張り綱をペグで固定するメーカーが多い中、簡略化と軽量化(ペグの本数を減らす)のため、フックで本体に取り付ける仕様になっています。
ポール
ポールはアルミ合金で、7.5mm径の極細タイプ。有名なモンベルのステラリッジは8.5mmです。
ペグ
ペグはアルミ合金のVペグで、軽量なうえに頑丈です。
張り綱
張り網に使用されている素材は、直径2mmという細さで、100kgfの強度がある軽くて丈夫なものです。
スタッフバッグ
スタッフバッグには、テント本体とフライシートが収納されています。
グランドシート(オプション)
オプションのグランドシートです。テント本体の底面保護のため、テントの下に敷きます。
画像引用元:ヘリテイジ公式サイト
初めてでも大丈夫!簡単に設定できる工夫
ハイレヴォは、設営と撤収が素早くできるような工夫が施されており、進化を遂げています。
それでは、実際の設営方法を見てみましょう。
1、テント本体を広げる
底面を下にし、テントを広げます。この際、ポールを通すスリーブをなるべく直線にしておくとスムーズです。
2、ポールを組み立て、スリーブに通す
ポールはショックコードと呼ばれるゴム状のものでつながっているので、簡単に組み立てられます。
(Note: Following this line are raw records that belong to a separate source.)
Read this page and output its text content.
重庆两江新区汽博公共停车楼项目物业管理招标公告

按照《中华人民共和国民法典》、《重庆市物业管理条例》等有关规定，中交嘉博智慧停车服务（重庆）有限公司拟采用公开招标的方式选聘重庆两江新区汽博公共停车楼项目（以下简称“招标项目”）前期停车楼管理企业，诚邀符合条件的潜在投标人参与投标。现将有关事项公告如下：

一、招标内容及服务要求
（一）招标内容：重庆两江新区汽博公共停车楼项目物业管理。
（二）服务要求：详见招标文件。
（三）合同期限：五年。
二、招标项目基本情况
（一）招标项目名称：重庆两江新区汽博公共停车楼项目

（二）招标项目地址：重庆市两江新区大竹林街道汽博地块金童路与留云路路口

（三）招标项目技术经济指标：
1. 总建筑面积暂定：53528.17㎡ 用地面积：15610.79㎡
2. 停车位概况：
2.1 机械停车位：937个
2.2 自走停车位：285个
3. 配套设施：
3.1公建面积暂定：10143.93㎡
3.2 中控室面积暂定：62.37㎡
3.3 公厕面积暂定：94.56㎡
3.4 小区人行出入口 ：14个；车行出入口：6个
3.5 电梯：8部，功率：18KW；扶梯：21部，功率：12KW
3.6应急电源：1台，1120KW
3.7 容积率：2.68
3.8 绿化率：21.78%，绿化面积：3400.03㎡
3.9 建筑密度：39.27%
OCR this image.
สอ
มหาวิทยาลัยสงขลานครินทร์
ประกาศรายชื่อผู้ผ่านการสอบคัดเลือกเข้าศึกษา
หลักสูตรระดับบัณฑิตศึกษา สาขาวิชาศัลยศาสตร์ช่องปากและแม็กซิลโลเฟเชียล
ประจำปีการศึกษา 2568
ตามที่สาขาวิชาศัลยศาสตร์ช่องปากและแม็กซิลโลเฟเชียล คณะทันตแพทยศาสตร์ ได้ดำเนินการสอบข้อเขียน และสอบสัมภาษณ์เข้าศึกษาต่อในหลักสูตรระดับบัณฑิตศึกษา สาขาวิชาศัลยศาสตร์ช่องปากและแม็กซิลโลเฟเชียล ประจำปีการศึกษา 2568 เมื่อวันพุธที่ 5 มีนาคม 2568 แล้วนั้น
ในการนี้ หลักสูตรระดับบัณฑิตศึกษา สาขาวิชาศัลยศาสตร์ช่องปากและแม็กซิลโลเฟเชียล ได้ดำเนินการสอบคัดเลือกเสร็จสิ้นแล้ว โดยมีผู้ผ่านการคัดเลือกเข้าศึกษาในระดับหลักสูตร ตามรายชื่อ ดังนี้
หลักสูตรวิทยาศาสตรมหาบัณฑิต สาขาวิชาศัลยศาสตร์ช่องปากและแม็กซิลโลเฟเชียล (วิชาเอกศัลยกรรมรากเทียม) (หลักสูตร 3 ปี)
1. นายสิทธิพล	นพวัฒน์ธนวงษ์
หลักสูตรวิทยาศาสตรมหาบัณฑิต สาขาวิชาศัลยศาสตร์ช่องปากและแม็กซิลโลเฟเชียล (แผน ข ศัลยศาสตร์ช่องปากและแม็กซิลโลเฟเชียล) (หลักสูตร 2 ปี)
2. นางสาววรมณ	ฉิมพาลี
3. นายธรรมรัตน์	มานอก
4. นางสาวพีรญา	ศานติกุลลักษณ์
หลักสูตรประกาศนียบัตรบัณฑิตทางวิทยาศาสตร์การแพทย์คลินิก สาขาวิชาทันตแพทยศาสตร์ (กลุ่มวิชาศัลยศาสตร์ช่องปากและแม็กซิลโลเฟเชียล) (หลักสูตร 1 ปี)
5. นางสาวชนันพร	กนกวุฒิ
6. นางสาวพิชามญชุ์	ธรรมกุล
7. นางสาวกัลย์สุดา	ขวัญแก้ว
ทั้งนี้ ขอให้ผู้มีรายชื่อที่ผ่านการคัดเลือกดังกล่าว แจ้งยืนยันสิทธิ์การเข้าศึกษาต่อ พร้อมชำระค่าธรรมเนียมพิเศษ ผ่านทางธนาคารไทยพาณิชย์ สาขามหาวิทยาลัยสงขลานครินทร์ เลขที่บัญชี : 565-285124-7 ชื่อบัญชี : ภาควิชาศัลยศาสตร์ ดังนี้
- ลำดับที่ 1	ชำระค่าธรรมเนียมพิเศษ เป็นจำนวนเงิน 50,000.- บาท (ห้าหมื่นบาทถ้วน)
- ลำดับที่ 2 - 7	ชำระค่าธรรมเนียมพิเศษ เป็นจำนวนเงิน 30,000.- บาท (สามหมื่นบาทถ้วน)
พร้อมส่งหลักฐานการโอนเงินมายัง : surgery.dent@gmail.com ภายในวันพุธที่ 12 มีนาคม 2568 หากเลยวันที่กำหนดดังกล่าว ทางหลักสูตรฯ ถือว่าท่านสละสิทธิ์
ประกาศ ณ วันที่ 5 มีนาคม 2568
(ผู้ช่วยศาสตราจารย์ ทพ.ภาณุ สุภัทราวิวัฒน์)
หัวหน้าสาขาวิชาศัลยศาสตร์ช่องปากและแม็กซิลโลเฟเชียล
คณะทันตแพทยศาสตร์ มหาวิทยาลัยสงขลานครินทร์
ポールを組み立てたら、スリーブにポールを通します。この際、交差するところで詰まったら無理に押さず、詰まったところの布を丁寧にほぐすと、テントが痛みません。
3、ポールをテントのポール受けに差し込む
ポールをポール受けに差し込みます。両方差し込むと、テントが立ち上がります。
4、テンションアジャスターを調整する
2か所あるアジャスターで、たるみを調整します。引っ張りすぎに注意。
5、レインフライシートを本体に被せる
フライシートをテント本体に被せ、4隅にあるフックをテント本体に引っ掛けて固定します。
6、張り綱をペグで固定する
張り綱と、各辺の中央にあるゴムをペグダウンします。張り綱は、テンションを調節することができます。
これで完成!
快適な室内
軽量なハイレヴォですが、室内が広いのも魅力的です。
1人用テント(ハイレヴォ1)の場合、広さは203cm×93cmで、一畳強の広さがあります。
2人用テント(ハイレヴォ2)の場合では、広さは203cm×123cmとなり、横幅にゆとりがあります。
高さは1人用で100cm、2人用で115cmとなっており、こちらも2人用のほうが若干ゆとりのある設計です。
筆者が所有するのはハイレヴォ2ですが、室内は十分な広さがあります。子供が中に入っても、この通り。余裕のある広さです。
また、換気対策もしっかりしており、入口側に上下2か所のベンチレーター(換気口)、反対側にも1か所ベンチレーターがついており、湿気がこもりにくい構造になっています。
実際に使用している筆者の感想
筆者はこのテントですでに北アルプスの山中で5泊以上の時間を過ごしていますが、とにかく快適です。
また、秋の北アルプスといえば、朝方にはフライシートの外側に霜が降りたりするほど寒いですが、中は快適な温度です。
底面のシートは薄め。100均のクッションシートでカバー
どのようなテントでも共通のことですが、底面の生地はとても薄いため、そのままで使用すると下の石がゴツゴツして痛いです。そのため、何かしらのシートを敷くと快適さが向上します。筆者は100均で売っている、アルミがコーティングされた薄いクッション性のあるシートを敷いています。
山岳テントなら自転車キャンプにも使える
登山の場合は、荷物の重さを数10グラム単位で重量を削り、スリムアップしてきますが、積み荷に制限がある自転車キャンプもスリムアップは重要な課題です。その中でもテント、シュラフなどはかさばって重いものが多いため、軽くコンパクトなものに置き換えると、容量がぐっと抑えられます。
山岳テントは価格の高さから敬遠されがちですが、軽量テントを導入することで、快適な自転車キャンプを楽しむことができます。自転車キャンプの荷物が重くて困っている。そんな方は、導入を検討してみてはいかがでしょうか?